Wednesday, December 10, 2014

Torture Report Time Machine

Based on what happened at Abu Ghraib, as well as the definitions of "extraordinary rendition" used by the Bush administration, I expected this week's torture report to be harrowing.  It ended up being even worse than I imagined, a catalog of crimes that ought to bring lasting shame on this country.  There has been outrage, but I wonder of its limits.  President Obama has been mum, and Secretary of State Kerry had tried to prevent its release.  Most Congressional Republicans opposed its release full stop, and Fox News has claimed its release was meant to distract from Obamacare.
 
Why haven't tales of people tortured due to mistaken identity moved the nation's conscience?  Why is there only limited disgust at rectal feeding and sleep deprivation techniques of the kind used by Stalin's secret police?  Why is there no outcry to have the criminals responsible for these enormities clapped in irons and made to bow to justice?  You could argue that torture, like practically everything else, has been turned into a partisan issue.  Perhaps, but that does not explain why the outrage is only limited to the left of center, and the large, soft American middle appears to be almost completely unmoved.  No, there is so little outrage because this is what most Americans secretly wanted to happen.
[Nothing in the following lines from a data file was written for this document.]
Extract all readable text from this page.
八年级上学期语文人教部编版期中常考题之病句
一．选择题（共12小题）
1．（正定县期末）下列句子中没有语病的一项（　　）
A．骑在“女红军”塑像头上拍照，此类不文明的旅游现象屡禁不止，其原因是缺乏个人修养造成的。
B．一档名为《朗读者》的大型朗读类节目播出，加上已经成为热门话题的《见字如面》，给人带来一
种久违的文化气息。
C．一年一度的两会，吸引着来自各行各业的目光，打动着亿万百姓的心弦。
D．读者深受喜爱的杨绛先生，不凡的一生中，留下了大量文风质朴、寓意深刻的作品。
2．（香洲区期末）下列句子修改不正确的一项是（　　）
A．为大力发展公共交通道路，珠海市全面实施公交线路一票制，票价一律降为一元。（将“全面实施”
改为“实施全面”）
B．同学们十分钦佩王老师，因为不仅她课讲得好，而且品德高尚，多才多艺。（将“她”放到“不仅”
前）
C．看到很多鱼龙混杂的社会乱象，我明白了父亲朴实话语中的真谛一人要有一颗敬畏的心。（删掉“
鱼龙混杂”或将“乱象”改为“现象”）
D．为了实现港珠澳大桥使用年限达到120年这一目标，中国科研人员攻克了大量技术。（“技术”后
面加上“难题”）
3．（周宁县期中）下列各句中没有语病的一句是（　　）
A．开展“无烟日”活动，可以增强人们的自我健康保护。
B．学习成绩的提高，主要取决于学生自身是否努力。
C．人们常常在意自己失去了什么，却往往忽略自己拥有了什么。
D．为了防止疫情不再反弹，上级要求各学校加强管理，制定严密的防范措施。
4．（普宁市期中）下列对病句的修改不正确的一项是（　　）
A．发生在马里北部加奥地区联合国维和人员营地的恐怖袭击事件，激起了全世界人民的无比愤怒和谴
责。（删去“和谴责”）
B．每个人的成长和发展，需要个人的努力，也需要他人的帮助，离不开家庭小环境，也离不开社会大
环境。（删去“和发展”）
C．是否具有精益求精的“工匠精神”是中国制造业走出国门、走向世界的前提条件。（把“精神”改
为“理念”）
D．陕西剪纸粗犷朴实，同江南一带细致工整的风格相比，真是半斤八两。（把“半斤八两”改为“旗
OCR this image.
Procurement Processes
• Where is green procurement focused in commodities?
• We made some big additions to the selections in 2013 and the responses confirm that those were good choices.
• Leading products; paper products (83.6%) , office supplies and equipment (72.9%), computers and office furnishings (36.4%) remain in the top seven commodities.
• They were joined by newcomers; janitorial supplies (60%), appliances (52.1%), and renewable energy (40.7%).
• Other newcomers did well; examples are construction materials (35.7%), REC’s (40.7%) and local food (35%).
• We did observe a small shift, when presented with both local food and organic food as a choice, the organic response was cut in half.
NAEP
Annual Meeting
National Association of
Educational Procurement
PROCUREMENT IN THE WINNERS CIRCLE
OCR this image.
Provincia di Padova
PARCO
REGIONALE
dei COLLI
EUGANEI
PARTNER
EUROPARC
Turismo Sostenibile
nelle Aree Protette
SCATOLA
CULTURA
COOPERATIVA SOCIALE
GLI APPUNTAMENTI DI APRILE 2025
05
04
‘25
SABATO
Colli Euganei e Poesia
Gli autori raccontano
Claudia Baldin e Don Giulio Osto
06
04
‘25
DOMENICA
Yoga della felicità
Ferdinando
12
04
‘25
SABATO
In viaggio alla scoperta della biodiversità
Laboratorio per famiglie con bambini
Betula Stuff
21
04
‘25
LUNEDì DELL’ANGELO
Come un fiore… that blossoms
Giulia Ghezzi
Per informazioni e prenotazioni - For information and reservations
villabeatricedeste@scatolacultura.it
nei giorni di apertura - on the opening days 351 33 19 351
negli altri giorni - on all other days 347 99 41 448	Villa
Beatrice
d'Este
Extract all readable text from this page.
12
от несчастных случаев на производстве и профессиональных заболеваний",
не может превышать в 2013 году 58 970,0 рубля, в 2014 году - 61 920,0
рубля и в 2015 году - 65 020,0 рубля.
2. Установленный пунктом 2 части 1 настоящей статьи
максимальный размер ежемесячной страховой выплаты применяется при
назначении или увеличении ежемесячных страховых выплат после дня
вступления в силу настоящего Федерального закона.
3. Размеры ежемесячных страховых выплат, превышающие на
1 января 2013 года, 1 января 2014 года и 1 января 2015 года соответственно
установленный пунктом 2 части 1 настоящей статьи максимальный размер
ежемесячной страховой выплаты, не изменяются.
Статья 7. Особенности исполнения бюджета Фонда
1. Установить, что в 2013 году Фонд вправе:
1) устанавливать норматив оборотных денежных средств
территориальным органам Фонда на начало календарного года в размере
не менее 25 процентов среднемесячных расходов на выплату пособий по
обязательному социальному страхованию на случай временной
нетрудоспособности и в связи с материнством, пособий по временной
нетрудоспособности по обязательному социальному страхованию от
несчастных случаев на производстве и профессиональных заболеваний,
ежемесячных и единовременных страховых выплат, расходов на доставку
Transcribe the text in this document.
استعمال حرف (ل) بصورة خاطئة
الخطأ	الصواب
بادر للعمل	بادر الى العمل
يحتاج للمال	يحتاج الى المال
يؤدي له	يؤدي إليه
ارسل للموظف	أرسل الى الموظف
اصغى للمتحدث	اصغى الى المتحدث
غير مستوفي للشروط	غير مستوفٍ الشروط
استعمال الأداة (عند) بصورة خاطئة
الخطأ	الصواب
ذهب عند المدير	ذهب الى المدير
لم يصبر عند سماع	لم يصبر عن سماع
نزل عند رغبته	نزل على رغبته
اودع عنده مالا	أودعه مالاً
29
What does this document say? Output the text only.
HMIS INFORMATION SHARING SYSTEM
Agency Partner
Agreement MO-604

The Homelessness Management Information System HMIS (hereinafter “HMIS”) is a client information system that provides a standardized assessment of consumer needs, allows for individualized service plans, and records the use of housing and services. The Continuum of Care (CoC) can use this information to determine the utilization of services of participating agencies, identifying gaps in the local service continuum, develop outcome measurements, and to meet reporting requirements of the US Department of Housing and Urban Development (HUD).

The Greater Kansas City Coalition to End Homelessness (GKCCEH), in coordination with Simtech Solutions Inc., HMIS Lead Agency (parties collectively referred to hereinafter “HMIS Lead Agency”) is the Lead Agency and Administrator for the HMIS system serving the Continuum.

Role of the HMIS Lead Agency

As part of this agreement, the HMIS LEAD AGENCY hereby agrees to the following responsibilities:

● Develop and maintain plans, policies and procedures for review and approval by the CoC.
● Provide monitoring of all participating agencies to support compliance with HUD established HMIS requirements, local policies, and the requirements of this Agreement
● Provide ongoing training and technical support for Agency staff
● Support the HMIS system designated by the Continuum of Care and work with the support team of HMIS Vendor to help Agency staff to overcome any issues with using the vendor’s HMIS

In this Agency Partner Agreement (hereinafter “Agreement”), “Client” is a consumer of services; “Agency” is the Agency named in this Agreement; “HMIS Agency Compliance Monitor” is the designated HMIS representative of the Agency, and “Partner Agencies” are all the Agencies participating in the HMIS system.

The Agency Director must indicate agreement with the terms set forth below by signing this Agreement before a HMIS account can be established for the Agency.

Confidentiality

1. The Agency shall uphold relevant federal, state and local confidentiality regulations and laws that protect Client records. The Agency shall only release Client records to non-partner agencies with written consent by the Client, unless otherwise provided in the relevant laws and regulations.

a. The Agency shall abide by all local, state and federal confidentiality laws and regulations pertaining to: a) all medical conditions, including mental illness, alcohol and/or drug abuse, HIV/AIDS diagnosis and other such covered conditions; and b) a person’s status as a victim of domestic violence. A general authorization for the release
Let's take a trip back in time, shall we?  We live in a world where everything is forgotten, where all goes down the memory hole almost as soon as it is brought into existence.  I have made it one of my personal missions to remind people of the reality of American life in the period of hysteria that lasted roughly between 9/11 and the summer of 2005.  The 9/11 attacks provoked a kind of fearsome bloodlust in the American public, only abetted by the Bush/Cheney regime's desire to funnel that hate towards military action.  Muslim Americans were physically assaulted, and their mosques attacked.  Sikh men were murdered for the crime of wearing a turban.  In 2003, most Americans believed that Saddam Hussein had a hand in the 9/11 attacks.  They didn't just believe it because of propaganda, they believed it because they wanted revenge, and any group of Arab Muslims would do for that purpose.

If the vast majority of Americans were willing to smite Iraq with the hard hand of war, inevitably leading the the deaths of thousands of innocents, they hardly had any qualms about shoving food up the rectums of suspected terrorists.  They were the bad guys, after all, right?  Didn't torture work when Jack Bauer used it on 24?  You don't really want to risk letting the bad guys strike again, do you?  And so the CIA, at the behest of the highest authorities in the land, tortured and tortured and tortured.  There was a momentary shock after the revelations of Abu Ghraib, but voters returned Bush and Cheney to the White House nonetheless.  

It would be easy to limit the responsibility for the crime to Cheney/Bush, their henchmen, and the everyday jingoists who bayed for Muslim blood in the aftermath of 9/11.  However, they were enabled by a scared public willing to turn the other way while unspeakable cruelties were committed in their name.  While whistleblowers like Edward Snowden fear prosecution, those responsible for systematic torture walk free, not prosecuted by president Barack Obama.  And last of all, progressives like myself have been much too tolerant of the president's unwillingness to prosecute CIA men who probably earned promotions from their heinous acts.

I repeat: the revelations of the torture report should bring lasting shame on this country.  Perhaps more shamefully, our people have been shameless in ignoring it.  If there is any righteousness in this universe we will face a terrible reckoning.